The Super League side that spends the lowest on the salary cap with ‘hundreds of thousands of pounds’ difference

THE debate surrounding the salary cap is an ever-changing one.

From the need to try and balance the competition to the fact that only three teams have ever won the Super League Grand Final, there are raging arguments on both sides of the equation.

For one side – the Salford Red Devils – the reality is that they cannot afford to pay the full salary cap and have to try and do things differently to their rivals.

“If you look at our list going back to 2018, there’s probably 15 to 20 players where they all had an individual reason why they weren’t making it,” Blease told Roar.

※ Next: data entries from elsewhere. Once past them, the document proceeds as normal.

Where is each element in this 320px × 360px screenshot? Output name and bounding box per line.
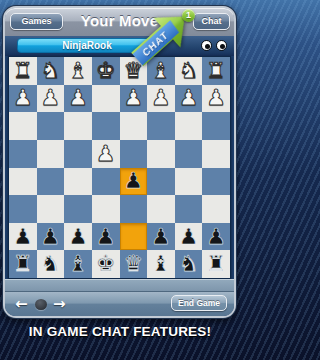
square-b3[interactable] — [175, 112, 203, 140]
nav-bar: Games Your Move Chat 1 — [5, 8, 234, 36]
square-f1[interactable]: ♝ — [64, 57, 92, 85]
piece-black-king: ♚ — [96, 253, 116, 275]
square-d8[interactable]: ♛ — [120, 250, 148, 278]
square-e3[interactable] — [92, 112, 120, 140]
piece-black-rook: ♜ — [206, 253, 226, 275]
square-b5[interactable] — [175, 168, 203, 196]
square-h5[interactable] — [9, 168, 37, 196]
piece-white-pawn: ♟ — [96, 143, 116, 165]
player-bar: NinjaRook — [5, 36, 234, 56]
square-h1[interactable]: ♜ — [9, 57, 37, 85]
eye-left-icon — [201, 40, 212, 51]
square-b1[interactable]: ♞ — [175, 57, 203, 85]
square-c6[interactable] — [147, 195, 175, 223]
square-a8[interactable]: ♜ — [202, 250, 230, 278]
piece-black-rook: ♜ — [13, 253, 33, 275]
piece-black-pawn: ♟ — [123, 170, 143, 192]
page-dot-icon — [35, 299, 47, 310]
piece-black-queen: ♛ — [123, 253, 143, 275]
square-c3[interactable] — [147, 112, 175, 140]
piece-white-pawn: ♟ — [13, 87, 33, 109]
square-a3[interactable] — [202, 112, 230, 140]
square-h8[interactable]: ♜ — [9, 250, 37, 278]
square-h3[interactable] — [9, 112, 37, 140]
piece-black-pawn: ♟ — [179, 226, 199, 248]
square-f5[interactable] — [64, 168, 92, 196]
square-f3[interactable] — [64, 112, 92, 140]
square-g1[interactable]: ♞ — [37, 57, 65, 85]
piece-white-pawn: ♟ — [206, 87, 226, 109]
piece-white-pawn: ♟ — [151, 87, 171, 109]
end-game-button[interactable]: End Game — [171, 295, 227, 311]
piece-white-rook: ♜ — [13, 60, 33, 82]
square-a6[interactable] — [202, 195, 230, 223]
games-button[interactable]: Games — [10, 13, 63, 30]
square-e8[interactable]: ♚ — [92, 250, 120, 278]
square-e1[interactable]: ♚ — [92, 57, 120, 85]
square-f2[interactable]: ♟ — [64, 85, 92, 113]
square-a7[interactable]: ♟ — [202, 223, 230, 251]
square-b4[interactable] — [175, 140, 203, 168]
square-g7[interactable]: ♟ — [37, 223, 65, 251]
piece-white-pawn: ♟ — [68, 87, 88, 109]
piece-black-pawn: ♟ — [41, 226, 61, 248]
square-e7[interactable]: ♟ — [92, 223, 120, 251]
piece-white-knight: ♞ — [179, 60, 199, 82]
square-e4[interactable]: ♟ — [92, 140, 120, 168]
piece-white-pawn: ♟ — [179, 87, 199, 109]
square-b6[interactable] — [175, 195, 203, 223]
square-g4[interactable] — [37, 140, 65, 168]
googly-eyes-icon — [201, 40, 227, 52]
square-f6[interactable] — [64, 195, 92, 223]
square-h2[interactable]: ♟ — [9, 85, 37, 113]
piece-white-pawn: ♟ — [41, 87, 61, 109]
square-d6[interactable] — [120, 195, 148, 223]
square-f7[interactable]: ♟ — [64, 223, 92, 251]
next-move-button[interactable]: → — [53, 295, 66, 313]
piece-white-pawn: ♟ — [123, 87, 143, 109]
square-g8[interactable]: ♞ — [37, 250, 65, 278]
prev-move-button[interactable]: ← — [15, 295, 28, 313]
piece-black-knight: ♞ — [179, 253, 199, 275]
square-b2[interactable]: ♟ — [175, 85, 203, 113]
square-d4[interactable] — [120, 140, 148, 168]
chat-badge: 1 — [182, 9, 195, 22]
square-d2[interactable]: ♟ — [120, 85, 148, 113]
square-a1[interactable]: ♜ — [202, 57, 230, 85]
square-e5[interactable] — [92, 168, 120, 196]
bottom-toolbar: ← → End Game — [5, 291, 234, 316]
square-e6[interactable] — [92, 195, 120, 223]
piece-white-bishop: ♝ — [68, 60, 88, 82]
piece-black-pawn: ♟ — [151, 226, 171, 248]
piece-black-pawn: ♟ — [96, 226, 116, 248]
square-b7[interactable]: ♟ — [175, 223, 203, 251]
square-c4[interactable] — [147, 140, 175, 168]
promo-caption: IN GAME CHAT FEATURES! — [0, 324, 240, 339]
square-a4[interactable] — [202, 140, 230, 168]
square-c7[interactable]: ♟ — [147, 223, 175, 251]
piece-black-pawn: ♟ — [68, 226, 88, 248]
chat-tray — [5, 279, 234, 291]
square-e2[interactable] — [92, 85, 120, 113]
square-g6[interactable] — [37, 195, 65, 223]
square-h6[interactable] — [9, 195, 37, 223]
app-panel: Games Your Move Chat 1 NinjaRook CHAT ♜♞… — [3, 6, 236, 318]
piece-white-knight: ♞ — [41, 60, 61, 82]
eye-right-icon — [216, 40, 227, 51]
piece-black-pawn: ♟ — [13, 226, 33, 248]
square-d5[interactable]: ♟ — [120, 168, 148, 196]
square-a5[interactable] — [202, 168, 230, 196]
square-g3[interactable] — [37, 112, 65, 140]
square-d3[interactable] — [120, 112, 148, 140]
square-f8[interactable]: ♝ — [64, 250, 92, 278]
square-h4[interactable] — [9, 140, 37, 168]
square-c8[interactable]: ♝ — [147, 250, 175, 278]
square-a2[interactable]: ♟ — [202, 85, 230, 113]
square-d7[interactable] — [120, 223, 148, 251]
square-g5[interactable] — [37, 168, 65, 196]
piece-black-knight: ♞ — [41, 253, 61, 275]
piece-black-bishop: ♝ — [151, 253, 171, 275]
chat-button[interactable]: Chat — [193, 13, 230, 30]
square-f4[interactable] — [64, 140, 92, 168]
piece-black-bishop: ♝ — [68, 253, 88, 275]
square-c2[interactable]: ♟ — [147, 85, 175, 113]
piece-white-rook: ♜ — [206, 60, 226, 82]
square-h7[interactable]: ♟ — [9, 223, 37, 251]
square-b8[interactable]: ♞ — [175, 250, 203, 278]
square-g2[interactable]: ♟ — [37, 85, 65, 113]
piece-white-king: ♚ — [96, 60, 116, 82]
piece-black-pawn: ♟ — [206, 226, 226, 248]
chess-board: ♜♞♝♚♛♝♞♜♟♟♟♟♟♟♟♟♟♟♟♟♟♟♟♟♜♞♝♚♛♝♞♜ — [8, 56, 231, 279]
square-c5[interactable] — [147, 168, 175, 196]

“Either cast aside by their clubs, problems off the field, not wanted, fell out with someone – a whole host of reasons.

“But we do due diligence on their background. Phil Clarke called us ‘the team of misfits’ when we got to the Grand Final, which some of our fans took exception to, but without disrespecting the team, he was probably right. Three-quarters of them were players that other clubs didn’t want.”

With that, the Red Devils have to make it work financially and that means paying much less than the actual salary cap of £2.1 million.

“We pay hundreds of thousands of pounds of salary cap lower.

“There’s only a couple in the league who are near us, the rest are probably paying much more than us, so we have to be very selective.”

It is this incredible statistic that makes it scarcely believable that Salford made it to the Super League Grand Final in 2019 and then the Challenge Cup in 2020.

Paul Rowley, appointed as head coach ahead of the 2022 Super League season, continued that good momentum in 2022, bringing the Red Devils to within 80 minutes of the Grand Final when few gave them a chance of even making the play-offs.